基于改进的Transformer_decoder的增强图像描述

  

  1. (西安邮电大学通信与信息工程学院,陕西 西安 710121)
  • 出版日期:2023-03-02 发布日期:2023-03-02
  • 作者简介:林椹尠(1969—),女,陕西西安人,教授,硕士生导师,博士,研究方向:计算机视觉,自然语言处理等,E-mail:zhx126@126.com; 通信作者:屈嘉欣(1996—),女,陕西咸阳人,硕士研究生,研究方向:计算机视觉,E-mail: qujiaxin_118@163.com; 罗亮(1981—),男,甘肃临夏人,讲师,博士,研究方向:图像处理中的数学方法,E-mail: luoliang775@163.com。
  • 基金资助:
    国家青年基金资助项目(12102341); 陕西省教育厅项目(21JK0904); 陕西省自然科学基础研究计划项目(2020JM-580)

Enhanced Image Caption Based on Improved Transformer_decoder

  1. (School of Communication and Information Engineering, Xi’an University of Posts and Telecommunications,
    Xi’an 710121,China)
  • Online:2023-03-02 Published:2023-03-02

摘要: Transformer的解码器(Transformer_decoder)模型已被广泛应用于图像描述任务中,其中自注意力机制(Self Attention)通过捕获细粒度的特征来实现更深层次的图像理解。本文对Self Attention机制进行2方面改进,包括视觉增强注意力机制(Vision-Boosted Attention, VBA)和相对位置注意力机制(Relative-Position Attention, RPA)。视觉增强注意力机制为Transformer_decoder添加VBA层,将视觉特征作为辅助信息引入Self Attention模型中,指导解码器模型生成与图像内容更匹配的描述语义。相对位置注意力机制在Self Attention的基础上,引入可训练的相对位置参数,为输入序列添加词与词之间的相对位置关系。基于COCO2014进行实验,结果表明VBA和RPA这2种注意力机制对图像描述任务都有一定改进,且2种注意力机制相结合的解码器模型有更好的语义表述效果。

关键词: 图像描述, Transformer模型, Self Attention机制, 相对位置注意力机制, 视觉增强注意力机制

Abstract: Transformer's decoder model(Transformer_decoder)has been widely used in image caption tasks. Self Attention captures fine-grained features to achieve deeper image understanding.
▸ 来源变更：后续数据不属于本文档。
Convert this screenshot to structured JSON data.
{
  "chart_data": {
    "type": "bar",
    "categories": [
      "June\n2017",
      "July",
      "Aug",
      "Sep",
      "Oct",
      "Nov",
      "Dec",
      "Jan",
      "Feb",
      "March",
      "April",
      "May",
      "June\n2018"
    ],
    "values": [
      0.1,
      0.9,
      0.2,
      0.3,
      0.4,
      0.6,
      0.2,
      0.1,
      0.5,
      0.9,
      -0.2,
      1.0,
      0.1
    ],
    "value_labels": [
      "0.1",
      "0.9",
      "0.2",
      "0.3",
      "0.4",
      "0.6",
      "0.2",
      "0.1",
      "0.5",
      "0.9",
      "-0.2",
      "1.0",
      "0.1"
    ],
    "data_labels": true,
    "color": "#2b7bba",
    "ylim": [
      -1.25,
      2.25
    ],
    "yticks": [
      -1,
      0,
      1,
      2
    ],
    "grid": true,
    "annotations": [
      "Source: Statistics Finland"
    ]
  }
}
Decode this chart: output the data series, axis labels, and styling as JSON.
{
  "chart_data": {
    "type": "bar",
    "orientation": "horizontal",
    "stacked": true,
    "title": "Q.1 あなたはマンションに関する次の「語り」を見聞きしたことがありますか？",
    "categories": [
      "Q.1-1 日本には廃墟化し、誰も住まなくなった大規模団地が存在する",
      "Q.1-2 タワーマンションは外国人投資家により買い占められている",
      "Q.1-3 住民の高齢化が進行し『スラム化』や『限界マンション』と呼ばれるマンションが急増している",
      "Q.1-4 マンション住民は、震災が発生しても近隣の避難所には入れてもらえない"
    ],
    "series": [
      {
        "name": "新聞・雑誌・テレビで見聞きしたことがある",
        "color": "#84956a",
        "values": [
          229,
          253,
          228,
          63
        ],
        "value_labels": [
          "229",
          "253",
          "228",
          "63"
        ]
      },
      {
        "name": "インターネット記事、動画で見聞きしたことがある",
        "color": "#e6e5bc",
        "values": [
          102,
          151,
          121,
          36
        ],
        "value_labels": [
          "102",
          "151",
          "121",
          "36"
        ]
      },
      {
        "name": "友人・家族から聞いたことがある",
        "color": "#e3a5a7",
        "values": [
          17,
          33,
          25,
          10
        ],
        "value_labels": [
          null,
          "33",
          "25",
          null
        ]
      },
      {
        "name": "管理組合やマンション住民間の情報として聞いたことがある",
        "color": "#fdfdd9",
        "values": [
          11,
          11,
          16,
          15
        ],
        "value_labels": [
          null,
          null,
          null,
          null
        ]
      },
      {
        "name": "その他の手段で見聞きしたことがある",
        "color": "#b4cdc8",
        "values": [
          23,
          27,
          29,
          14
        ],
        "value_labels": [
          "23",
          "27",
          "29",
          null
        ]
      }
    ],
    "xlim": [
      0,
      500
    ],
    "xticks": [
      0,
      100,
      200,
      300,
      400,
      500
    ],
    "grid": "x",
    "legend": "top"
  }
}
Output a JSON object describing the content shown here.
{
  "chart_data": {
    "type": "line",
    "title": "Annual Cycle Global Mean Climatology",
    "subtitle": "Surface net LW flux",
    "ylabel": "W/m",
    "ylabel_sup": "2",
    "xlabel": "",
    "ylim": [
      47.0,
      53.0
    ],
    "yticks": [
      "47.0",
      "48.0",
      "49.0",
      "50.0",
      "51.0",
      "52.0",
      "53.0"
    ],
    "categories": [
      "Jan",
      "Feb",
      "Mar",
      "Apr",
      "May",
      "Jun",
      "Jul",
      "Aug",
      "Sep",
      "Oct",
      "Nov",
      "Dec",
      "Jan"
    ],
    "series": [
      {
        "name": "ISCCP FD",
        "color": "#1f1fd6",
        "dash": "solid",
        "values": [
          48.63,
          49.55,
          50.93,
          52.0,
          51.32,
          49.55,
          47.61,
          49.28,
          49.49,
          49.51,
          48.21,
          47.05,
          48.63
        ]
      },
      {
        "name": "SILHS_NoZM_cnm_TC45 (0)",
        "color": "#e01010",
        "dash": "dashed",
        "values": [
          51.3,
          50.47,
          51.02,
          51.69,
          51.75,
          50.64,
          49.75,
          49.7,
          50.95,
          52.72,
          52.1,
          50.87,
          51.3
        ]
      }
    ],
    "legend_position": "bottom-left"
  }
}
This article makes two improvements to the Self Attention, including Vision-Boosted Attention(VBA)and Relative-Position Attention(RPA). Vision-Boosted Attention adds a VBA layer to Transformer_decoder, and introduces visual features as auxiliary information into the attention model, which can be used to guide the decoder model to generate more matching description semantics with the image content. On the basis of Self Attention, Relative-Position Attention introduces trainable relative position parameters to add the relative position relationship between words to the input sequence. Based on COCO2014 experiments, the results show that the two attention mechanisms of VBA and RPA have improved image caption tasks to a certain extent, and the decoder model combining the two attention mechanisms has better semantic expression effects.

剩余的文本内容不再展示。